Rod Dreher

Ricky Martin’s self-outing has Megan McArdle thinking:

Why do we think that our love lives are such a central part of our existence that we cannot be perfectly whole unless we’ve shared the major details with the world? I’m not arguing that Ricky Martin should stay in the closet–I’m glad he’s out and proud, and hope that it makes life easier for other gay people.
Rather, I wonder why the sex lives of public figures are so central to their appeal. Frankly, I know nothing about the love lives of virtually any movie star or musician: not gender, age, hair color, or names. And it doesn’t hamper my enjoyment of their work.
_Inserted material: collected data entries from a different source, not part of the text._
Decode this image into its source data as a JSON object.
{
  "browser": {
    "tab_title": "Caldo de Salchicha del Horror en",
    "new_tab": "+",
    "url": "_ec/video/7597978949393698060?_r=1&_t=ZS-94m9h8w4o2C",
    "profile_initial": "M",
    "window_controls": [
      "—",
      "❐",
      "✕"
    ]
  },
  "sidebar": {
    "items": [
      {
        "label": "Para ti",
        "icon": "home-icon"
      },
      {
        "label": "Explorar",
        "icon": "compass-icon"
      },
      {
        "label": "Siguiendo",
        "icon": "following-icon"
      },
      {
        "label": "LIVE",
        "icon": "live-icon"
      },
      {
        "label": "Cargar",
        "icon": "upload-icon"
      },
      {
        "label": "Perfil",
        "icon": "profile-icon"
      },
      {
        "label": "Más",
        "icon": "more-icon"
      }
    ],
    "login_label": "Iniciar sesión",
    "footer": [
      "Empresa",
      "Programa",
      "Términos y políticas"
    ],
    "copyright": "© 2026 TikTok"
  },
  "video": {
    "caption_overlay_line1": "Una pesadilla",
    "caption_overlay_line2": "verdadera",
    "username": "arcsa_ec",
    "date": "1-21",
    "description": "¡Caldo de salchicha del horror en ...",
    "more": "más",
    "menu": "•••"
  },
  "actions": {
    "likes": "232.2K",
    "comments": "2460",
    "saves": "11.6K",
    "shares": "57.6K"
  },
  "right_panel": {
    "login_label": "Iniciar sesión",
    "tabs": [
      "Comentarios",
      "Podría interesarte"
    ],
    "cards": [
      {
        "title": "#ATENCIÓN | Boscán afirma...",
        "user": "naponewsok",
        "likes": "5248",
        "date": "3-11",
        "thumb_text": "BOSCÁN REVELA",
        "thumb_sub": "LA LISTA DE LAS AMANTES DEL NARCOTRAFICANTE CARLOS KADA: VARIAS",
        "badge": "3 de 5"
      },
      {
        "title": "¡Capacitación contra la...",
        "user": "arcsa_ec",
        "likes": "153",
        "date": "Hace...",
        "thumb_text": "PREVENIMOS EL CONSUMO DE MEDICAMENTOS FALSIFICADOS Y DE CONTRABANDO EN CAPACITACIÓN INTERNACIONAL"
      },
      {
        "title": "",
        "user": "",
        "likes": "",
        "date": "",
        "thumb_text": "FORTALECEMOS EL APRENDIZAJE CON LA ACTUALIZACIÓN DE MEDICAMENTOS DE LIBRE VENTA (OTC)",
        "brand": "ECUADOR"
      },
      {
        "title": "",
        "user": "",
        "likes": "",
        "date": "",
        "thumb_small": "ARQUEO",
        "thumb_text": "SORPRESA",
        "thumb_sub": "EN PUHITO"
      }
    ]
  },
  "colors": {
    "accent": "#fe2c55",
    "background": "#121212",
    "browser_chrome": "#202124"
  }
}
Why should it matter whether Ricky Martin–or Anderson Cooper–comes out?

One answer: because it’s politically helpful in advancing the cause of equal treatment under law for gay people. Please note that I don’t want to start an argument over that; I mean that not as a criticism, just a description. If I were a gay activist, I would want as many closeted gays as possible to come out, to help normalize homosexuality in the mind of the public, and to make it easier for people like me to live as everybody else does. How can you blame a gay person for wanting that to happen? Forcing somebody out of the closet is a different matter.
On another Atlantic blog, Ta-Nehisi Coates writes about the politics of black men dating white women, and how dehumanizing thinking about the love lives of individuals in the collective is:

One thing I’ve come to understand, through my own relationship, is that for people who are really working at commitment, a relationship quickly ceases to be a political statement. There is certainly part of me that feels my partnership with a black woman says something about me. But I vacillate on precisely what. The problem is that no committed person goes to bed with black spouse or a white spouse. They go to bed with someone who does, or doesn’t, think it’s a bad idea to blow the rent-check on school clothes. They go to bed with someone who does, or doesn’t, think it’s a priority to keep the living room clean. They go to be bed with someone who does, or doesn’t, want children. In other words, they go to bed with an individual who (hopefully) has very specific idea about their life that go beyond whether the revolution will be televised, or not.
I’m a black dude hooked up with a black woman–but I don’t sleep with “black people.” “Black people” don’t pay half of my rent. “Black people” didn’t take my son to tennis lessons this week. “Black people” didn’t support me while I was trying to make it a writer. An individual, with her own specific hopes, dreams and problems, did those things. Now it’s true that she’s black. But the qualities that allowed her to do those things–compassion, commitment, vision–are not “black” qualities.
Again, I’m not trying to demean my folks. But we often take this abstract, hazy view of an institution that, like anything else worthwhile, is mostly about dirt, work and tedium. Relationships are not (anymore, at least) a collectivist act. They really come down to two individuals doing business in ways that we will never be privy to.

Like Sabina in “The Unbearable Lightness of Being,” I think there’s something kind of monstrous about people who turn the intimate details of their private lives over to the public, even if (especially if!) it is to serve politically useful ends.